Fredrik W. Andersson
(), Dan Johansson
(), Johan Karlsson
(), Magnus Lodefalk
() and Andreas Poldahl
Fredrik W. Andersson: Statistics Sweden, Postal: SE - 701 89 ÖREBRO, Sweden
Dan Johansson: Örebro University School of Business, Postal: Örebro University, School of Business, SE - 701 82 ÖREBRO, Sweden
Johan Karlsson: Örebro University School of Business, Postal: Örebro University, School of Business, SE - 701 82 ÖREBRO, Sweden
Magnus Lodefalk: Örebro University School of Business, Postal: Örebro University, School of Business, SE - 701 82 ÖREBRO, Sweden
Andreas Poldahl: Statistics Sweden, Postal: SE - 701 89 ÖREBRO, Sweden
Abstract: Family firms are often considered characteristically different from non-family firms, and the economic implications of these differences have generated significant academic debate. However, our understanding of family firms suffers from an inability to identify them in total population data, as this requires information on owners, their kinship and involvement in firm governance, which is rarely available. We present a method for identifying domiciled family firms using register data that offers greater accuracy than previous methods.
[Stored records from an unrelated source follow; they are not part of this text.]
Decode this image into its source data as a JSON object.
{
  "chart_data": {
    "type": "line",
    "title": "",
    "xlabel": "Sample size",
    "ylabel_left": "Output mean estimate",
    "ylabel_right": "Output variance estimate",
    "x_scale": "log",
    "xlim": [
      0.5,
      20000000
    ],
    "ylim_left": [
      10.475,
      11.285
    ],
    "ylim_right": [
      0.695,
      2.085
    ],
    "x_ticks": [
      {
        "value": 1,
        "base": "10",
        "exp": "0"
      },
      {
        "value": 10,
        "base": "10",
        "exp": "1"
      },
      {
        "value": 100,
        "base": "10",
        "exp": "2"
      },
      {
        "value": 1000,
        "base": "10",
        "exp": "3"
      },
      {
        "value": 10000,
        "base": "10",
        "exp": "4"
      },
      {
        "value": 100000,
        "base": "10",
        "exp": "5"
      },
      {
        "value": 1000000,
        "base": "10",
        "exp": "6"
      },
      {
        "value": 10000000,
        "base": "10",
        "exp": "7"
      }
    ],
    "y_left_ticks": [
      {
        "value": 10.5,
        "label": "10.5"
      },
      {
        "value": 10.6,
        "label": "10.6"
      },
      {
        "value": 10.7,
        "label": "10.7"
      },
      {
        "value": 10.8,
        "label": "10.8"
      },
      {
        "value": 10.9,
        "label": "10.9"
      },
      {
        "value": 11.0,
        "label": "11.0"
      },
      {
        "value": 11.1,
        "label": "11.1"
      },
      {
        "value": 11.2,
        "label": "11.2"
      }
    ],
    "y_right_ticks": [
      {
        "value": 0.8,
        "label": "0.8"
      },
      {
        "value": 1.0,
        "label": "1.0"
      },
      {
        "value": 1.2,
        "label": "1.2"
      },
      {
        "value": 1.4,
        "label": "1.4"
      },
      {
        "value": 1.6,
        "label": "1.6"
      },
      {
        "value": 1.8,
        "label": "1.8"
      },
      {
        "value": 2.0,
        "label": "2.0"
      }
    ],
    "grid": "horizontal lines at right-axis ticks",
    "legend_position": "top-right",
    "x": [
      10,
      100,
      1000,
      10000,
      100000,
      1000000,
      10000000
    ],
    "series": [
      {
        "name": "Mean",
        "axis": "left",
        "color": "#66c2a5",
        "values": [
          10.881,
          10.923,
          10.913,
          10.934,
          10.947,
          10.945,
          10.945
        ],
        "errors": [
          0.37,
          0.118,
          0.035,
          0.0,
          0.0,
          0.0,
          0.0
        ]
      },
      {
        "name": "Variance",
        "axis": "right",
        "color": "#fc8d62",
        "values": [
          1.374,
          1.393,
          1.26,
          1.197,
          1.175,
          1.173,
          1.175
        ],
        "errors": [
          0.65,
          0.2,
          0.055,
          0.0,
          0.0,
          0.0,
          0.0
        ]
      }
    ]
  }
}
We then apply it to data from Statistics Sweden concerning firm ownership, governance and kinship over the years 2004-2010. Next, we use Swedish data to estimate these firms’ economic contribution to total employment and gross domestic product (GDP) and compare them to private domiciled non-family firms in terms of their characteristics and economic performance. We find that the family firm is the prevalent organizational form, contributing to over one-third of all employment and GDP. Family firms are common across industries and sizes, ranging from the smallest producers to the largest multinational firms. However, their characteristics differ across sizes and legal forms, thereby indicating that the seemingly contradictory findings among previous studies on family firms may be due to unobserved heterogeneity. We furthermore find that they are smaller than private non-family firms in employment and sales and carry higher solidity, although they are more profitable. These differences diminish with firm size, however. We conclude that the term ‘family firm’ contains great diversity and call for increased attention to their heterogeneity.